4. Come up with a strategy to meet their needs. This is where your creative thinking can come in. Is it important to them to go out to eat with their friends? Is that at a place that’s not serving food you know is safe for them? What can you do about that? The answer is not automatically to deny them access. Look into ways to make it safe for them. Do they eat the burger without the bun? Do they need a digestive enzyme to eat select foods there? If you and they look at the menu together, can you arrive at menu selections that could work? Remind them that, at the end of the day, others are far too self-absorbed to be really thinking about what they’re eating. If they’re at the same restaurant together and they find ways to order foods that don’t make a spectacle of themselves, they can be there, be present, and participate. That may be what’s most important to them. Or is it a sport that’s what’s most important to them, and they can’t play at the moment? Is there another role they can take on to support the team and stay with their peers? Can the coach help brainstorm ideas? Or if they’re too ill to go out, or peers are having difficulty adjusting to your teen’s needs, is there another activity that could work? A less physically demanding activity or a safe online activity, such as gaming? Is there another topic altogether that they want to pursue? What can you do to help make that happen? Don’t worry about “indulging” your teen; they’re already grappling with more “reality” than most adults can handle. Your goal here is to keep their spirit alive.
5. Communicate fairly. If your and your teen’s perspectives about what should happen are quite different, use “I” statements to tell them how you feel. “I’m concerned that you won’t be safe in that environment,” is a lot less contentious than the Dictator’s “No.” Or, worse, the Shame Game of “You need to grow up and face reality.” They’re already being forced into premature maturity by their illness. The call to action for us parents is to rise in maturity ourselves. The rules of fair communication apply here more than ever. Own your own stuff.
6. Happiness is not the goal. Remember that sadness, grief, anger, and other emotions are every bit a part of the human experience as is happiness and joy. Even more relevant here is the fact that there is no arrival point in this situation. The outcome you’re seeking is not “Everything is OK now.” It’s not going to be. “Different now, and we’re coping” equals success. Don’t expect things to feel good all the time. And equally important, don’t judge that NOT feeling good is failure. This is a process. It’s dynamic. Walking through pain is just that: a journey. If your teen is expressing signs of serious depression, however, seek professional help from a licensed counselor who has experience not just with their age group, but with chronic illness.
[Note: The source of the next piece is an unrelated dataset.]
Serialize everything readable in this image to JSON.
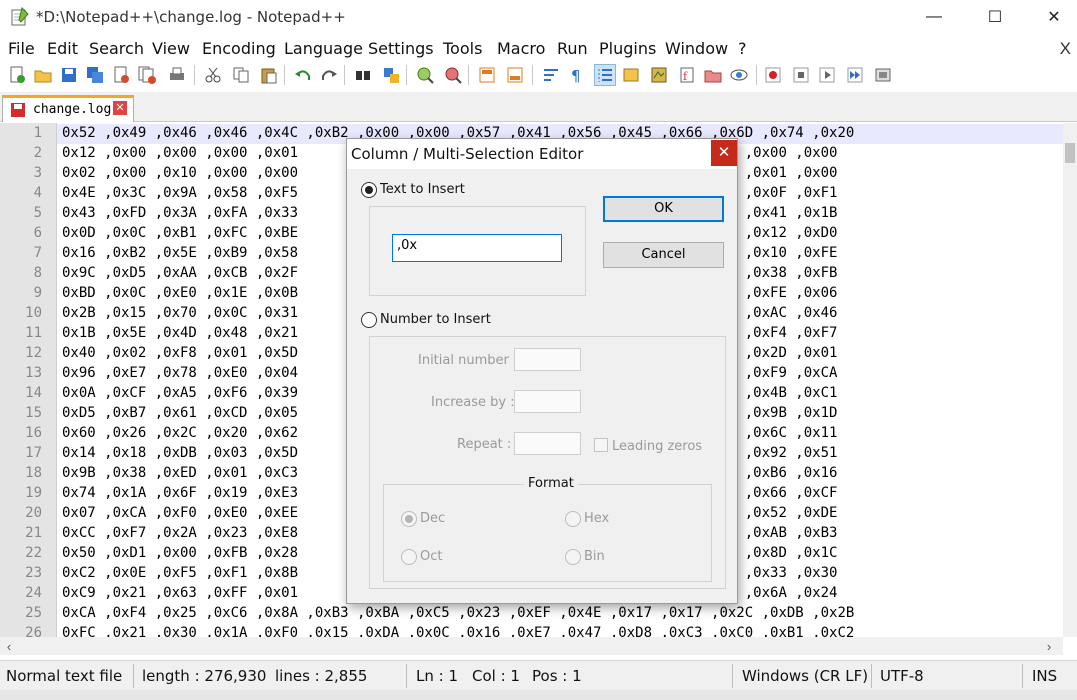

7. Get help when you need it. Remember, you’re grappling with your own grief about what’s happening to your child. Seek help to move through your own emotions so that you can be clear-headed and able to respond appropriately to your teen. Your teen may not, or may not be able to, rise to the call of what this illness asks of them right now, or do so all at once; they’ll need time, and you need time, too. The guidance of a trusted professional counselor – not the same counselor that you’ve hired for them – can be an important tool in your toolbox for regaining some hope and sense of self control.